Sales through Audible have been steady. I don’t get much of the proceeds, because everyone involved takes their cut first but, well… I don’t care – the whole project is in the black: I’m enjoying the “long tail” of digital sales, from day one. Given the option to buy something or just take it and walk off, people have been pretty nice and bought it. Yay.
But that’s not the thing I want to tell you about.
See, the people behind Podiobooks aren’t a charity.
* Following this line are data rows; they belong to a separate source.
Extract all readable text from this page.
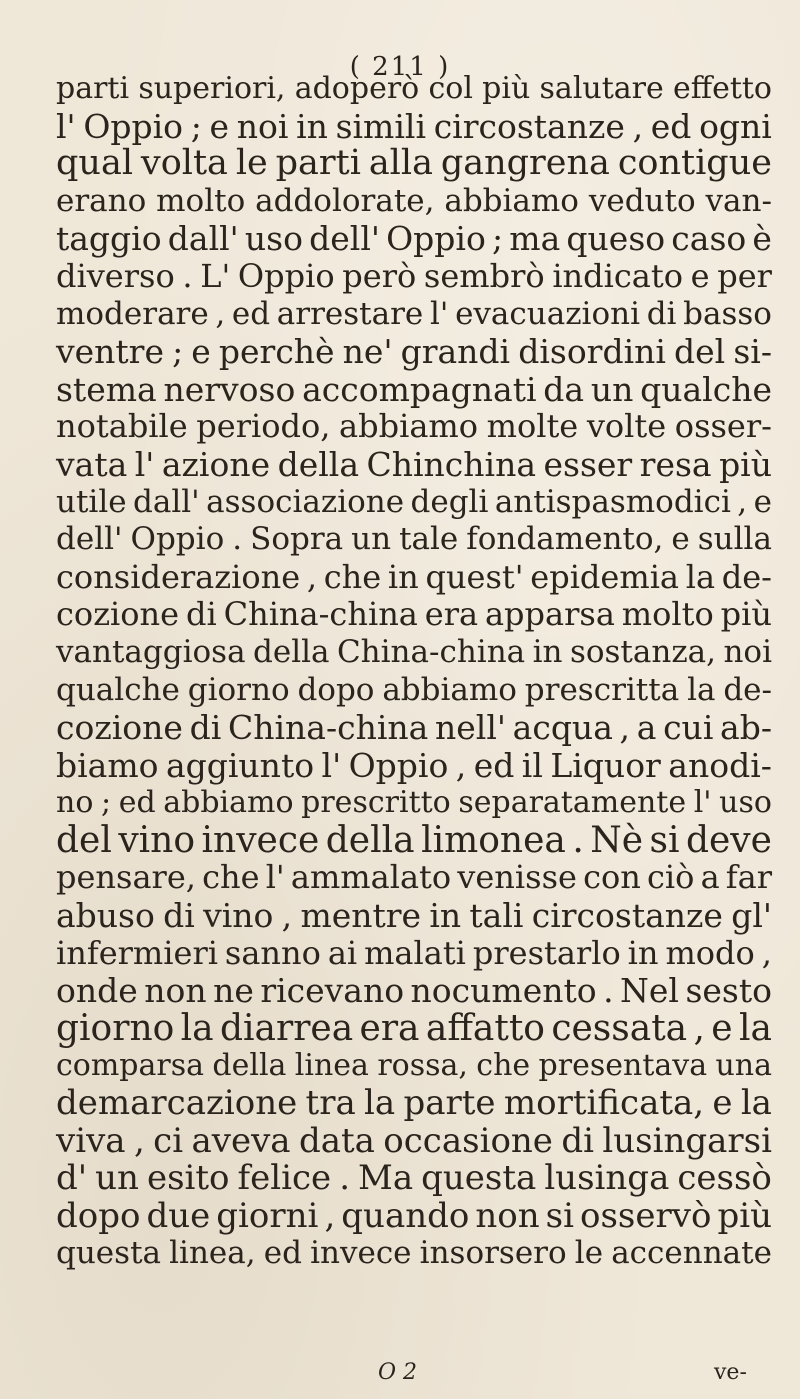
( 211 )
parti superiori, adoperò col più salutare effetto
l' Oppio ; e noi in simili circostanze , ed ogni
qual volta le parti alla gangrena contigue
erano molto addolorate, abbiamo veduto van-
taggio dall' uso dell' Oppio ; ma queso caso è
diverso . L' Oppio però sembrò indicato e per
moderare , ed arrestare l' evacuazioni di basso
ventre ; e perchè ne' grandi disordini del si-
stema nervoso accompagnati da un qualche
notabile periodo, abbiamo molte volte osser-
vata l' azione della Chinchina esser resa più
utile dall' associazione degli antispasmodici , e
dell' Oppio . Sopra un tale fondamento, e sulla
considerazione , che in quest' epidemia la de-
cozione di China-china era apparsa molto più
vantaggiosa della China-china in sostanza, noi
qualche giorno dopo abbiamo prescritta la de-
cozione di China-china nell' acqua , a cui ab-
biamo aggiunto l' Oppio , ed il Liquor anodi-
no ; ed abbiamo prescritto separatamente l' uso
del vino invece della limonea . Nè si deve
pensare, che l' ammalato venisse con ciò a far
abuso di vino , mentre in tali circostanze gl'
infermieri sanno ai malati prestarlo in modo ,
onde non ne ricevano nocumento . Nel sesto
giorno la diarrea era affatto cessata , e la
comparsa della linea rossa, che presentava una
demarcazione tra la parte mortificata, e la
viva , ci aveva data occasione di lusingarsi
d' un esito felice . Ma questa lusinga cessò
dopo due giorni , quando non si osservò più
questa linea, ed invece insorsero le accennate
O 2	ve-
You can listen to everything for free, yes, but they do ask listeners to pay for the stuff they like. I’ve listened to Hidden Things over there, and about halfway through there’s a little reminder from the Podiobooks spokesperson saying:
“Hey guys, if you like this… you really ought to show that by giving the author something for all their work. We take a percentage, yeah, but most of it – a whopping eighty percent – goes to the author.
And then there’s a similar reminder at the end.
In short, there’s a tip jar. Just a tip jar and a reminder.
That tip jar and reminder has earned me more money than Audible by an order of magnitude – maybe several orders of magnitude; I’m kind of bad at math. It continues to earn me more, every month.
No DRM. No treating every customer like a potential criminal.
Expecting people to be awesome, and finding out that, by and large, they are.
I’m a believer.
In a few months, I’ll be releasing the last of the things funded by the Hidden Things kickstarter – an ebook + audiobook collection of short stories set in the Hidden Things world. It’s called Little Things. Again, released as a podcast, then put up everywhere, but still free if you want it that way, and available anywhere.
Because seriously: fuck DRM – I trust you guys.